I was walking home yesterday from an appointment. I like to walk and the mile or so from point A to point B is usually very pleasant. But yesterday it was different. It was raining and a little chilly. That in and of itself wouldn’t have bothered me. The trouble came when you added other people to the mix. People in cars who were in a hurry to get nowhere.
The speed limit on the road I was on is 35 mph. I imagine the cars were doing at least 50 mph- in the rain. The sidewalk distance to the road varies from 1 foot to 5 feet. As the cars are racing past me, I felt my blood pressure rise. I realized I was becoming angry at how senseless they were being (to me at least). The real winner was the guy who hit a huge puddle right beside me. I refrained from yelling.
The dangerousness of the situation aside, the visual and auditory stimuli of this situation unnerved me. The same way I hate to be awoken from sleep with a loud or jarring noise (I believe most of us feel this way).
Ironically, I had just been to a domestic abuse meeting that day. As I listened to the educators I thought specifically about the verbal and emotional abuse that people live with everyday in their homes and workplaces. That constant berating and negativity takes a strong hold on your psyche and chips away at it little by little.

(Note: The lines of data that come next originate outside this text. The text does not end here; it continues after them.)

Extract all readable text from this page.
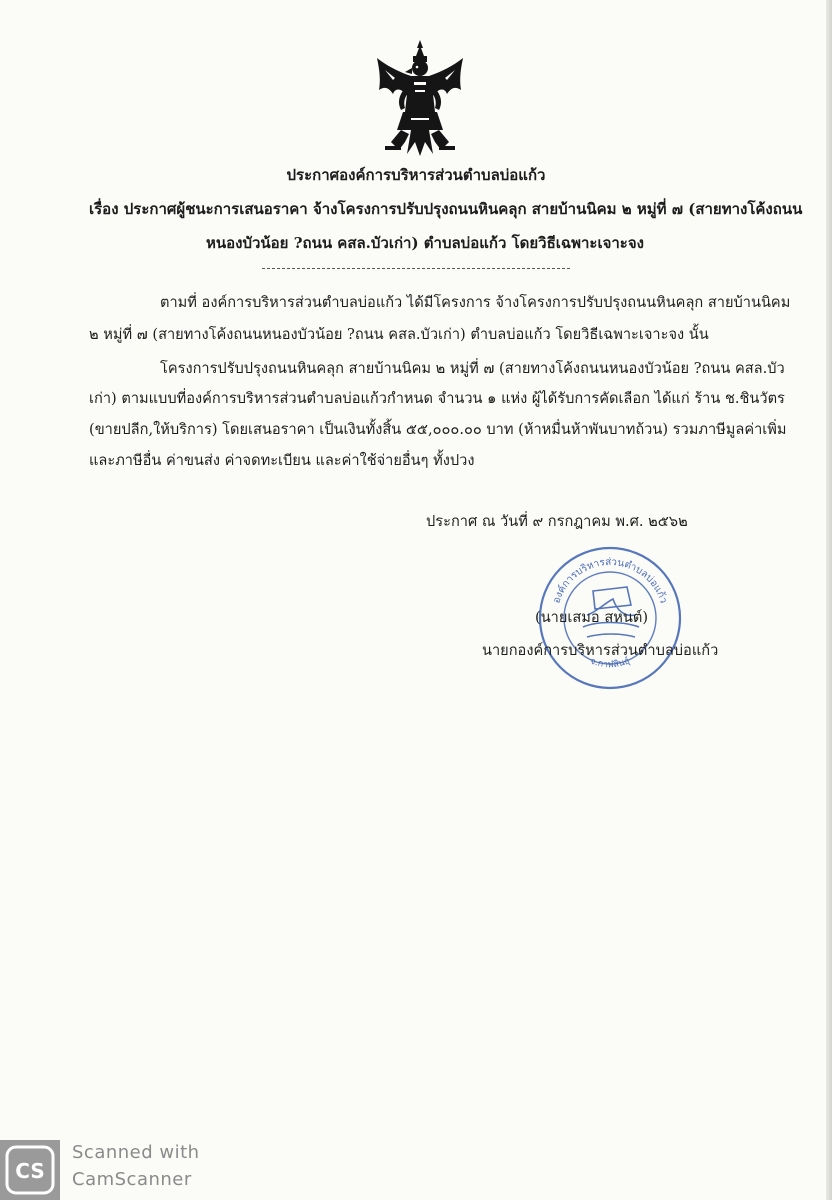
ประกาศองค์การบริหารส่วนตำบลบ่อแก้ว
เรื่อง ประกาศผู้ชนะการเสนอราคา จ้างโครงการปรับปรุงถนนหินคลุก สายบ้านนิคม ๒ หมู่ที่ ๗ (สายทางโค้งถนน
หนองบัวน้อย ?ถนน คสล.บัวเก่า) ตำบลบ่อแก้ว โดยวิธีเฉพาะเจาะจง
ตามที่ องค์การบริหารส่วนตำบลบ่อแก้ว ได้มีโครงการ จ้างโครงการปรับปรุงถนนหินคลุก สายบ้านนิคม
๒ หมู่ที่ ๗ (สายทางโค้งถนนหนองบัวน้อย ?ถนน คสล.บัวเก่า) ตำบลบ่อแก้ว โดยวิธีเฉพาะเจาะจง นั้น
โครงการปรับปรุงถนนหินคลุก สายบ้านนิคม ๒ หมู่ที่ ๗ (สายทางโค้งถนนหนองบัวน้อย ?ถนน คสล.บัว
เก่า) ตามแบบที่องค์การบริหารส่วนตำบลบ่อแก้วกำหนด จำนวน ๑ แห่ง ผู้ได้รับการคัดเลือก ได้แก่ ร้าน ช.ชินวัตร
(ขายปลีก,ให้บริการ) โดยเสนอราคา เป็นเงินทั้งสิ้น ๕๕,๐๐๐.๐๐ บาท (ห้าหมื่นห้าพันบาทถ้วน) รวมภาษีมูลค่าเพิ่ม
และภาษีอื่น ค่าขนส่ง ค่าจดทะเบียน และค่าใช้จ่ายอื่นๆ ทั้งปวง
ประกาศ ณ วันที่ ๙ กรกฎาคม พ.ศ. ๒๕๖๒
องค์การบริหารส่วนตำบลบ่อแก้ว
จ.กาฬสินธุ์
(นายเสมอ สหนต์)
นายกองค์การบริหารส่วนตำบลบ่อแก้ว
CS
Scanned with
CamScanner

That meeting and my experience walking home have more in common than you might think. It’s about putting yourself (or allowing yourself) to be in constantly detrimenting situations- whether you realize it or not. I could have ignored my blood pressure rising and my anger building on that walk. But I didn’t. I identified it and then began trying to see how I could remedy it. The easiest answer is to not take that same walk/path again due to the nature of the speeding cars. It’s a shame. I’ll miss the beauty that also comes with that walk as I pass the park and forest. But, a little bit of beauty at a dangerous price is no prize. There is a lesson in life.